For vector, matrix, or multidimensional array input data, ReplaceValues is not supported.

Example: fillmissing(T,'previous','ReplaceValues',false)

Missing Value Options

collapse all

`EndValues` — Method for handling endpoints
`'extrap'` (default) | `'previous'` | `'next'` | `'nearest'` | `'none'` | scalar

Method for handling endpoints, specified as 'extrap', 'previous', 'next', 'nearest', 'none', or a constant scalar value. The endpoint fill method handles leading and trailing missing values based on these definitions:

Method	Description
`'extrap'`	Same as `method`
`'previous'`	Previous nonmissing value
`'next'`	Next nonmissing value
`'nearest'`	Nearest nonmissing value
`'none'`	No fill value
scalar	Constant value (numeric, `duration`, and `datetime` data types only)

`MissingLocations` — Known missing entry indicator
vector | matrix | multidimensional array | table | timetable

Known missing entry indicator, specified as a logical vector, matrix, or multidimensional array, or a table or timetable with logical variables (since R2024a).

If MissingLocations is an array, it must be the same size as A. If MissingLocations is a table or timetable, it must contain logical variables with the same sizes and names as the input table variables to operate on.

Elements with a value of 1 (true) indicate the locations of missing entries in A. Elements with a value of 0 (false) indicate nonmissing entries.

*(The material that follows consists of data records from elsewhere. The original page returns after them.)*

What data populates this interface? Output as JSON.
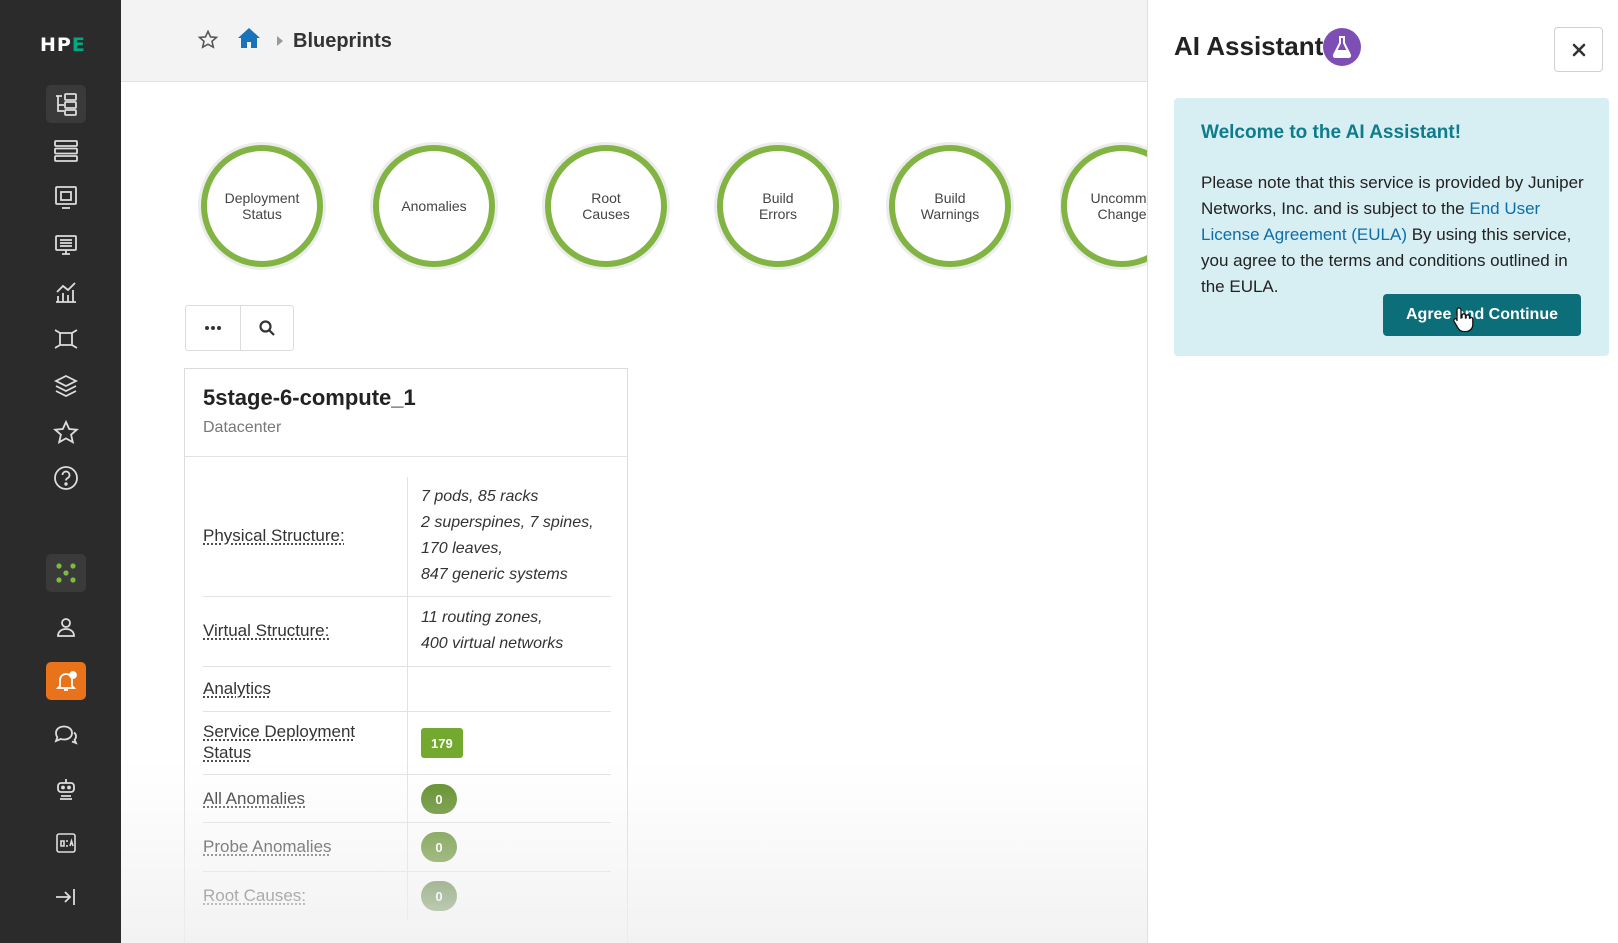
{
  "sidebar": {
    "logo_main": "HP",
    "logo_accent": "E",
    "items": [
      {
        "icon": "blueprints-icon"
      },
      {
        "icon": "devices-icon"
      },
      {
        "icon": "design-icon"
      },
      {
        "icon": "resources-icon"
      },
      {
        "icon": "analytics-icon"
      },
      {
        "icon": "external-systems-icon"
      },
      {
        "icon": "layers-icon"
      },
      {
        "icon": "favorites-icon"
      },
      {
        "icon": "help-icon"
      },
      {
        "icon": "platform-icon"
      },
      {
        "icon": "user-icon"
      },
      {
        "icon": "alerts-icon"
      },
      {
        "icon": "chat-icon"
      },
      {
        "icon": "robot-icon"
      },
      {
        "icon": "dca-icon"
      },
      {
        "icon": "collapse-icon"
      }
    ]
  },
  "header": {
    "breadcrumb": "Blueprints"
  },
  "status_circles": [
    {
      "line1": "Deployment",
      "line2": "Status"
    },
    {
      "line1": "Anomalies",
      "line2": ""
    },
    {
      "line1": "Root",
      "line2": "Causes"
    },
    {
      "line1": "Build",
      "line2": "Errors"
    },
    {
      "line1": "Build",
      "line2": "Warnings"
    },
    {
      "line1": "Uncommit",
      "line2": "Change"
    }
  ],
  "toolbar": {
    "more_icon": "more-icon",
    "search_icon": "search-icon"
  },
  "blueprint": {
    "name": "5stage-6-compute_1",
    "type": "Datacenter",
    "rows": {
      "physical_label": "Physical Structure:",
      "physical_lines": [
        "7 pods, 85 racks",
        "2 superspines, 7 spines,",
        "170 leaves,",
        "847 generic systems"
      ],
      "virtual_label": "Virtual Structure:",
      "virtual_lines": [
        "11 routing zones,",
        "400 virtual networks"
      ],
      "analytics_label": "Analytics",
      "service_label_1": "Service Deployment",
      "service_label_2": "Status",
      "service_value": "179",
      "anomalies_label": "All Anomalies",
      "anomalies_value": "0",
      "probe_label": "Probe Anomalies",
      "probe_value": "0",
      "root_label": "Root Causes:",
      "root_value": "0"
    }
  },
  "ai_panel": {
    "title": "AI Assistant",
    "welcome_title": "Welcome to the AI Assistant!",
    "body_1": "Please note that this service is provided by Juniper Networks, Inc. and is subject to the ",
    "link": "End User License Agreement (EULA)",
    "body_2": " By using this service, you agree to the terms and conditions outlined in the EULA.",
    "agree_label": "Agree and Continue"
  },
  "colors": {
    "sidebar_bg": "#2b2b2b",
    "ring_green": "#82b443",
    "badge_green": "#5a8a21",
    "alert_orange": "#e8731a",
    "ai_purple": "#7d4fb5",
    "welcome_bg": "#d7eef2",
    "agree_teal": "#0b6e78"
  }
}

Data Types: logical | table | timetable

`MaxGap` — Maximum gap size to fill
numeric scalar | `duration` scalar | `calendarDuration` scalar

Maximum gap size to fill, specified as a numeric scalar, duration scalar, or calendarDuration scalar. Gaps are clusters of consecutive missing values whose size is the distance between the nonmissing values surrounding the gap. The gap size is computed relative to the sample points. Gaps smaller than or equal to the max gap size are filled, and gaps larger than the gap size are not.

For example, consider the vector y = [25 NaN NaN 100] using the default sample points [1 2 3 4]. The gap size in the vector is computed from the sample points as 4 - 1 = 3, so a MaxGap value of 2 leaves the missing values unaltered, while a MaxGap value of 3 fills in the missing values.

For missing values at the beginning or end of the data:

A single missing value at the beginning or at the end of the input data has a gap size of 0 and is always filled.
Clusters of missing values occurring at the beginning or end of the input data are not completely surrounded by nonmissing values, so the gap size is computed using the nearest existing sample points. For the default sample points 1:N, this produces a gap size that is 1 smaller than if the same cluster occurred in the middle of the data.

`Distance` — Distance function
`'euclidean'` (default) | `'seuclidean'` | function handle

Distance function to use when finding nearest neighbor rows, specified as 'euclidean' (Euclidean distance), 'seuclidean' (scaled Euclidean distance), or a function handle for a distance function.

If you specify a function handle for a distance function, the function must satisfy these conditions:

The function must accept two inputs.
The first input of the function must be a two-row matrix, table, or timetable that contains the two vectors to be compared.
The second input of the function must be a logical matrix that indicates the locations of missing values in the vectors. You can ignore the second input by specifying it as ~.
The function must return the distance as a real, scalar value of type double.

Example: fillmissing(A,'knn','Distance',@(x,~) sum(abs(diff(x)),'omitmissing'))

Output Arguments

collapse all

`F` — Filled data
vector | matrix | multidimensional array | table | timetable

Filled data, returned as a vector, matrix, multidimensional array, table, or timetable.

F is the same size as A unless the value of ReplaceValues is false. If the value of ReplaceValues is false, then the width of F is the sum of the input data width and the number of data variables specified.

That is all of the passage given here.